Suspiramos y salimos corriendo hacia el taxi. Entramos ambos y
nuevamente le hice la pregunta de rigor, esta vez sabiendo que el viaje de
regreso sería el último viaje que haría esa noche: “¿A dónde señorita?” Su
carcajada esta vez fue más juguetona y me dijo: “A casa, galán”. Con esa
contestación lo supe, coronaba la noche y mi historia estaría completa. Pero
aún me quedaba algo por hacer, debía entregar el taxi, la llevé a la estación e
hice que esperara fuera, sólo para no cobrarle el viaje. Tomé mi auto azul y la
subí. Seguimos el camino hasta llegar a la avenida Luis Muñoz Marín en Río
Piedras, doblé hacia los edificios esos que llaman comúnmente “Las medias
lunas”, esos edificios que dan paso a la urbanización Baldrich. Entramos a su
edificio, estacioné mi auto y subimos hasta su apartamento. En la entrada me
miró fijamente, como me había mirado en la playa, pero esta vez no había lluvia
para dañar nuestra oportunidad. Estuvimos cara a cara, nariz con nariz, aliento
con aliento y labios con labios. Entramos a su apartamento y digamos que le
besé hasta la sombra esa noche. A la mañana siguiente, como de costumbre me
desperté temprano solo para descubrirla mirándome a los ojos y besándome
nuevamente.
Sus grandes ojos azules, su castaño pelo, su rostro hermoso, todo a mi lado
esa mañana. Me miró y me preguntó: “¿Qué es lo que hace un taxista seduciendo a
la vida?” No pude hacer más que soltar una carcajada y le contesté: “Tanteaba
hasta que encontró el amor de su vida.” Me miró y me dijo: “Una vida es mucho
tiempo” y le contesté: “Tengo tiempo para esperar”.

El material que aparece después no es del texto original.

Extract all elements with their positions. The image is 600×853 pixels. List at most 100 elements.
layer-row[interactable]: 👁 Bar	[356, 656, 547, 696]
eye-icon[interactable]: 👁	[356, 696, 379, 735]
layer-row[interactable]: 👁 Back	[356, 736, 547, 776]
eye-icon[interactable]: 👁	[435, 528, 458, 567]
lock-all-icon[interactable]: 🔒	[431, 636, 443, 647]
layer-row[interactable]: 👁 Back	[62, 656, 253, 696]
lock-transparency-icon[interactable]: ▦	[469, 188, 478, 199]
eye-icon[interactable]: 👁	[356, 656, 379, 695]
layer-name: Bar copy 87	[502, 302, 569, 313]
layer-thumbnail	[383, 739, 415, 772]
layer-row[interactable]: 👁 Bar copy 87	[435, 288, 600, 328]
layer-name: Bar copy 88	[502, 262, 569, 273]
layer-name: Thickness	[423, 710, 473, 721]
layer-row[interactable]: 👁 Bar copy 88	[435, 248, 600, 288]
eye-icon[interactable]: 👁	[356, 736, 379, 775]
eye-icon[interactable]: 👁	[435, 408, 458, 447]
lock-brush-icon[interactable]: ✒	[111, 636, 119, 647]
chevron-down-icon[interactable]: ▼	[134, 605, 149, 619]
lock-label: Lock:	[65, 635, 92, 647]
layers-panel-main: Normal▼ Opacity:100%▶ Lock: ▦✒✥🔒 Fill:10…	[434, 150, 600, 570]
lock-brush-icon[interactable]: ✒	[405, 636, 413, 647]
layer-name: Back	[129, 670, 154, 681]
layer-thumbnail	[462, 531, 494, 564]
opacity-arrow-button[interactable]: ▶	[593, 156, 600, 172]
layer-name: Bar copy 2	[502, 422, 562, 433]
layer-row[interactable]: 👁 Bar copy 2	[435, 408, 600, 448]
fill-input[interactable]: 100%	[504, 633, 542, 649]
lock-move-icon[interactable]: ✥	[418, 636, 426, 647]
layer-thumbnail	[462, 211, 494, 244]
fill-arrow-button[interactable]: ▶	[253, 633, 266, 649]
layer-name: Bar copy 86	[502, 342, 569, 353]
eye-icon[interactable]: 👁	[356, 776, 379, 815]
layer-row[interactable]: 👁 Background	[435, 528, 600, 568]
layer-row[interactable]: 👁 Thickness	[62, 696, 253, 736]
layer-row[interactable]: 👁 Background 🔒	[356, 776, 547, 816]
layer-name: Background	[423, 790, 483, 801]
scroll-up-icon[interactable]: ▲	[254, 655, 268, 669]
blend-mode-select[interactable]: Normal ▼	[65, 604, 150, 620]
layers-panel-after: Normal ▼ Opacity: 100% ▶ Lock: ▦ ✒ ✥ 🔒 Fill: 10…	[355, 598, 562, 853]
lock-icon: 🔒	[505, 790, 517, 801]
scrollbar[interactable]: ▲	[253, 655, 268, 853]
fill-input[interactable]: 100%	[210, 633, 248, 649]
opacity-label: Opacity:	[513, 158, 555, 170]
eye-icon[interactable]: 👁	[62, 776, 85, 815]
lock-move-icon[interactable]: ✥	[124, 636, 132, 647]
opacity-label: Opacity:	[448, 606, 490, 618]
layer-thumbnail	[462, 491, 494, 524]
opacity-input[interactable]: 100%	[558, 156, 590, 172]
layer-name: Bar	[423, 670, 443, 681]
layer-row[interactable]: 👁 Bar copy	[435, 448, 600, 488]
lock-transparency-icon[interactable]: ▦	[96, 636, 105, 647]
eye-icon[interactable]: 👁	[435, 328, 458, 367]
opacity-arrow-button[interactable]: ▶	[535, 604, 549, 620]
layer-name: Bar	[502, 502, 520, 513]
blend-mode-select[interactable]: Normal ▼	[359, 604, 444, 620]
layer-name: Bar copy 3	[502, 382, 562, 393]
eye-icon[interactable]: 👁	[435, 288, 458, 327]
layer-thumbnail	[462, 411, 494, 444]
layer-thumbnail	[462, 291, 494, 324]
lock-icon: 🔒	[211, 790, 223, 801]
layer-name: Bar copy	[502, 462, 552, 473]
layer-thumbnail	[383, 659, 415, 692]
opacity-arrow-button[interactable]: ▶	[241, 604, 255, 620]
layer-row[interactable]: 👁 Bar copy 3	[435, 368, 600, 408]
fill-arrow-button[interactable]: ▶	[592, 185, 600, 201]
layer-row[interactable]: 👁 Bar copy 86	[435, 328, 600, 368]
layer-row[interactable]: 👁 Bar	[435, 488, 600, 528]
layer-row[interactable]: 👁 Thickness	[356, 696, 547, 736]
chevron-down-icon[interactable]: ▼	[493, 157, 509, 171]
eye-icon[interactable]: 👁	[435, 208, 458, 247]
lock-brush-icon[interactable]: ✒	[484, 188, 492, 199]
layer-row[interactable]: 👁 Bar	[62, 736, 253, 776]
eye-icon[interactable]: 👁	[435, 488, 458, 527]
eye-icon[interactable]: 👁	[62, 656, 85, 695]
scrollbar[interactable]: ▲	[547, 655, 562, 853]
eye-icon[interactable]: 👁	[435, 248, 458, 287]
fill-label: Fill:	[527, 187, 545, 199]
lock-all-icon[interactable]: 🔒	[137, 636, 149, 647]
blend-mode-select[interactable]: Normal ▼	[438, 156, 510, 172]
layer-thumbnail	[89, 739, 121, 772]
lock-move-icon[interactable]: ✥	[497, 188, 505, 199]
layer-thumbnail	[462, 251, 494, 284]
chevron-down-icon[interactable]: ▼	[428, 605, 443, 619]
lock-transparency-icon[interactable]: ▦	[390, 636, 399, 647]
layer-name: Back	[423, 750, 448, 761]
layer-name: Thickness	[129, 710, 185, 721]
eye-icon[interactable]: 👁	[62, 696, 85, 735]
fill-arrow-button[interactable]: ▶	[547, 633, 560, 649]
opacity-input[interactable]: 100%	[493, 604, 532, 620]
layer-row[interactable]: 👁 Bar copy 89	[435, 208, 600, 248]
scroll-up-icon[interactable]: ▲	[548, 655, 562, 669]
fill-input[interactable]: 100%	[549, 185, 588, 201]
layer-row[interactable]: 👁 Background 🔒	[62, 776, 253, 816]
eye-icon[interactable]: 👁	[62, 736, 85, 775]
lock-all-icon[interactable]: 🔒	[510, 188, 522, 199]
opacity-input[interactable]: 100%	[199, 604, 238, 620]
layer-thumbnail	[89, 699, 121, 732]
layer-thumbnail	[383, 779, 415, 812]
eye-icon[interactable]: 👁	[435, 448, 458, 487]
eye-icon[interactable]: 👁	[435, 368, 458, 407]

Desde aquella noche y luego aquella mañana no he tenido una historia más
en mi taxi. Ya no trabajo en la zona universitaria, alguien me descubrió con
aquella chica y me transfirieron a la zona turística, donde abundan las
especies conocedoras de los dinosaurios, perdón, mayores de sesenta años, que
las chicas hermosas de veintitantos. Pero eso no me ha impedido seguir llenando
mi cuaderno, ya no son historias de borrachos o universitarias en celo, ahora
son poemas y cartas dedicados a la vida que pude seducir. Después de todo, ¿qué
más puede hacer un taxista que seduce a la vida escribiendo poesía?